Update deployments for multi-LoRA support:
- vLLM Deployment: ./config/manifests/regression-testing/vllm/multi-lora-deployment.yaml
- InferenceObjective.yaml: ./config/manifests/inferenceobjective.yaml.yaml

Refer to example manifest:
./config/manifests/regression-testing/multi-lora-regression.yaml

Execute Benchmarks

Benchmark in two phases: before and after applying your changes:

  • Before changes:
benchmark_id='regression-before' ./tools/benchmark/download-benchmark-results.bash
  • After changes:
benchmark_id='regression-after' ./tools/benchmark/download-benchmark-results.bash

Analyze Benchmark Results

Use the provided Jupyter notebook (./tools/benchmark/benchmark.ipynb) to analyze results:

  • Update benchmark IDs to regression-before and regression-after.
  • Compare latency and throughput metrics, performing regression analysis.
  • Check R² values specifically:
  • Prompts Attempted/Succeeded: Expect R² ≈ 1
  • Output Tokens per Minute, P90 per Output Token Latency, P90 Latency: Expect R² close to 1 (allow minor variance).

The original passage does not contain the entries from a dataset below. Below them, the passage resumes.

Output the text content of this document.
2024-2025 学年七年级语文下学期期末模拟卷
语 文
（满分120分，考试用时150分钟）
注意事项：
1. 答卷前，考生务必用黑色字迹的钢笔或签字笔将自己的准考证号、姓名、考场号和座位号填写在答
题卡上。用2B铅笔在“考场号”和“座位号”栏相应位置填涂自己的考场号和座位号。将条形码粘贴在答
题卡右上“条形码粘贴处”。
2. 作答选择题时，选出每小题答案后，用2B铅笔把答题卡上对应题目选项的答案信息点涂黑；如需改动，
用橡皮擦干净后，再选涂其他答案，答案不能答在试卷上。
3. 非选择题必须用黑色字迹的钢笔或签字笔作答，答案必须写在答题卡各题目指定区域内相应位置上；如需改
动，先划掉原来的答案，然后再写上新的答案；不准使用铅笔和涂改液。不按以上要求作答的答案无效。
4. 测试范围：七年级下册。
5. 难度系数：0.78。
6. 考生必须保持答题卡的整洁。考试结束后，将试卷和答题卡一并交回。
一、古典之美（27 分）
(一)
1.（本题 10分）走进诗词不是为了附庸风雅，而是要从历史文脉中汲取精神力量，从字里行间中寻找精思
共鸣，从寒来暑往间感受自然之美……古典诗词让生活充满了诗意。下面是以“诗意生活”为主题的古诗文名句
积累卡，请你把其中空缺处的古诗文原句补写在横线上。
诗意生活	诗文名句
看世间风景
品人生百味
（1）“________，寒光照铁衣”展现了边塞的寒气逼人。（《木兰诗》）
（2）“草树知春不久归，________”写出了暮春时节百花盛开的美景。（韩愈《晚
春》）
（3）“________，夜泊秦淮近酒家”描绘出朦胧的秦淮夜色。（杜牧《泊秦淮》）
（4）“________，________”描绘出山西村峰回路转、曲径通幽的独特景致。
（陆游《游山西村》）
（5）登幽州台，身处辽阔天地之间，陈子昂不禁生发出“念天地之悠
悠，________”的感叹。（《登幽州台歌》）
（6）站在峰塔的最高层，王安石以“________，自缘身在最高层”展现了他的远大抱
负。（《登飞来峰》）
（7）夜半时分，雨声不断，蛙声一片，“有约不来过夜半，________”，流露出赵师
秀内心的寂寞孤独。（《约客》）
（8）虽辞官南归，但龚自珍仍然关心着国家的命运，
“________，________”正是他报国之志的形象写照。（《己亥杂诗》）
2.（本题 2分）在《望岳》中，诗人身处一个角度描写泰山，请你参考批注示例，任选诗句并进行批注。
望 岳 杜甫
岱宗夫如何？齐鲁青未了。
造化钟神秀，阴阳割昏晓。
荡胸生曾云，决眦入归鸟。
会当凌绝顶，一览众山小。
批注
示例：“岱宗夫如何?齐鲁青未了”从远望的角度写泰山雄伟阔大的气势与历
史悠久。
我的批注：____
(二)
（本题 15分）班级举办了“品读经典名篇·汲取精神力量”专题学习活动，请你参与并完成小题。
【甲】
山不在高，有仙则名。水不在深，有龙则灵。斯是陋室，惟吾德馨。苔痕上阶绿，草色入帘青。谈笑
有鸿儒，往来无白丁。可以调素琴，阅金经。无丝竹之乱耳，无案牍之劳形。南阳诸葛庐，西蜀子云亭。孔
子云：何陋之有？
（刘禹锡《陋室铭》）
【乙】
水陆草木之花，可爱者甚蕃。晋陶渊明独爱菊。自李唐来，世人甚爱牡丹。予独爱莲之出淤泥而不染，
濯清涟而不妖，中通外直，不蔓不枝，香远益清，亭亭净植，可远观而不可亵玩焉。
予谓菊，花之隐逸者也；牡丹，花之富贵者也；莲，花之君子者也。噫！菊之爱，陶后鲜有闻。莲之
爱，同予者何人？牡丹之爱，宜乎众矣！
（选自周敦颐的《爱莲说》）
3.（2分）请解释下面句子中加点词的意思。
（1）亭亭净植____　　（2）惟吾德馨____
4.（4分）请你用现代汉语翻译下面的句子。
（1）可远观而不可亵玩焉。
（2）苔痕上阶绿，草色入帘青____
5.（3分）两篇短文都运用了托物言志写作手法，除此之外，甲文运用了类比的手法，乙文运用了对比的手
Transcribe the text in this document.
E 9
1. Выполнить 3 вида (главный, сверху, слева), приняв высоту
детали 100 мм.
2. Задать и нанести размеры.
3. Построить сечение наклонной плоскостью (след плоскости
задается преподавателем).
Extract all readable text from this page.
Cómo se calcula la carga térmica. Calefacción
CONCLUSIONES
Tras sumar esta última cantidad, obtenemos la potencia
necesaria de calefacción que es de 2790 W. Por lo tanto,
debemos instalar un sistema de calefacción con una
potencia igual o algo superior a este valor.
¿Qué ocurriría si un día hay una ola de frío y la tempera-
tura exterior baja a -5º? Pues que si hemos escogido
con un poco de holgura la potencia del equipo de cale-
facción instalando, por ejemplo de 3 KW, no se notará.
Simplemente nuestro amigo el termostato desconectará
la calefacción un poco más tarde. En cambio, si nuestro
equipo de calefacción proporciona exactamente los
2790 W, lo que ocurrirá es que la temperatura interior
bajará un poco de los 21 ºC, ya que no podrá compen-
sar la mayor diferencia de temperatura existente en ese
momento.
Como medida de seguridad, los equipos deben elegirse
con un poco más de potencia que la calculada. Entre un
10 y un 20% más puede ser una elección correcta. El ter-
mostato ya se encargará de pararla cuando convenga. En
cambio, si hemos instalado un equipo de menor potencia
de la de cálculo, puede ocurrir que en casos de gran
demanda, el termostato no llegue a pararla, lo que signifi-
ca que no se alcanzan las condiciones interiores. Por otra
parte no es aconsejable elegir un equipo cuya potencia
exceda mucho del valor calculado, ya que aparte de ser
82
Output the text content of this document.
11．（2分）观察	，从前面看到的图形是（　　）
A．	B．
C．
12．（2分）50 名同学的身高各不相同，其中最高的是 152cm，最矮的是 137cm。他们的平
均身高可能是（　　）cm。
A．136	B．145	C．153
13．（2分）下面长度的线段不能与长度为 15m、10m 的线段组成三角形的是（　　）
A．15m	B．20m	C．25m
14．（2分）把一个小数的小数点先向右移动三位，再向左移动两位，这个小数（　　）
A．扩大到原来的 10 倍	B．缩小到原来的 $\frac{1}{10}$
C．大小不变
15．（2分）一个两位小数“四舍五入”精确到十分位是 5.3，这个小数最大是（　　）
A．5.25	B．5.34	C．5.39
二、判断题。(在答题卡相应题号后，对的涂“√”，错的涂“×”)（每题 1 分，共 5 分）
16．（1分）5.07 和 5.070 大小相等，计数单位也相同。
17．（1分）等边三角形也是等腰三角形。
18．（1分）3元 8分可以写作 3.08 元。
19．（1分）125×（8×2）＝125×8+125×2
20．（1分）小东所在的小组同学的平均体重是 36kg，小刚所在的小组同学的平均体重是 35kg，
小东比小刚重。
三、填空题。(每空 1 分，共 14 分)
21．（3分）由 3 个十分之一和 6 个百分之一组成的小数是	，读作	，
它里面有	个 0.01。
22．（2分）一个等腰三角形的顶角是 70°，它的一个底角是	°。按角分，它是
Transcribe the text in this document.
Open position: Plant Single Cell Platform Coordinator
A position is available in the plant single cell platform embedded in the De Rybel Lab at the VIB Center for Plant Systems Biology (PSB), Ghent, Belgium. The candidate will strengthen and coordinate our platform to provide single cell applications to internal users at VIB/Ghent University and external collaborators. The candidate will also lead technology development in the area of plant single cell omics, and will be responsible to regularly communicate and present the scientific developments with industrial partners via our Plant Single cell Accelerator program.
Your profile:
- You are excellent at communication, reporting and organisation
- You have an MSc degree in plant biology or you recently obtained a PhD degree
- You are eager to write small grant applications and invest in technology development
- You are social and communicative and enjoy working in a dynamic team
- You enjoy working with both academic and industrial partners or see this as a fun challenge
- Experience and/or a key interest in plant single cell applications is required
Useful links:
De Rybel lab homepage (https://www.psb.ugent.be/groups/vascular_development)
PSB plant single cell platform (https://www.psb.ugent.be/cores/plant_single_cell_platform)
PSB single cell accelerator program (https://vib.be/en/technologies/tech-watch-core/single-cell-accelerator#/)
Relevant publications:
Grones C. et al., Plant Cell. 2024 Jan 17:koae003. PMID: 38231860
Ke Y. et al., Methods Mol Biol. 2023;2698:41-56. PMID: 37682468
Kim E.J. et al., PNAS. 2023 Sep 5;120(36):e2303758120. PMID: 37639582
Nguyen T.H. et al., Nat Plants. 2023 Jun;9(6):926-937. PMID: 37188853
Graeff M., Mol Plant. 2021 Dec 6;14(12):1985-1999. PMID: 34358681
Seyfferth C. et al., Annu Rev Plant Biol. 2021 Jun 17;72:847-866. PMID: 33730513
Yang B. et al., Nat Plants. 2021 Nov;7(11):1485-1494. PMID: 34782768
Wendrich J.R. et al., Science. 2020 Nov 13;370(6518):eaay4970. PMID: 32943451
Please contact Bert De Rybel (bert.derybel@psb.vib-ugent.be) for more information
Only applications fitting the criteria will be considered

Identify significant deviations, investigate causes, and confirm performance meets expected standards.

Nightly Benchmarking

To catch regressions early, we run a fully automated benchmark suite every night against the latest main image of the Gateway API. This pipeline uses LPG and the same manifests as above, but against two standard datasets:

  1. Prefill-Heavy (billsum_conversations.json)
    Emphasizes TTFT performance.
  2. Decode-Heavy (Infinity-Instruct_conversations.json)
    Stresses sustained TPOT behavior.
  3. Multi-LoRA (billsum_conversations.json)
    Uses 15 adapters with the traffic split defined above to capture complex adapter-loading and lora affinity scenarios.

How it works:

  • The benchmarking runs are triggered every 6 hours.
  • It provisions a GKE cluster with several NVIDIA H100 (80 GB) GPUs, deploys N vLLM server replicas along with the latest Gateway API extension and monitoring manifests, then launches the benchmarking script.
  • In the step above we deploy the latest Endpoint Picker from the main branch’s latest Docker image:
    us-central1-docker.pkg.dev/k8s-staging-images/gateway-api-inference-extension/epp:main
    
  • It sequentially launches three benchmark runs (as described above) using the existing regression manifests.
  • Results are uploaded to a central GCS bucket.
  • A Looker Studio dashboard automatically refreshes to display key metrics:
    https://lookerstudio.google.com/u/0/reporting/c7ceeda6-6d5e-4688-bcad-acd076acfba6/page/6S4MF
  • After the benchmarking runs are complete it tears down the cluster.

Alerting:

  • If any regression is detected oncall is setup (internally in GKE) for further investigation.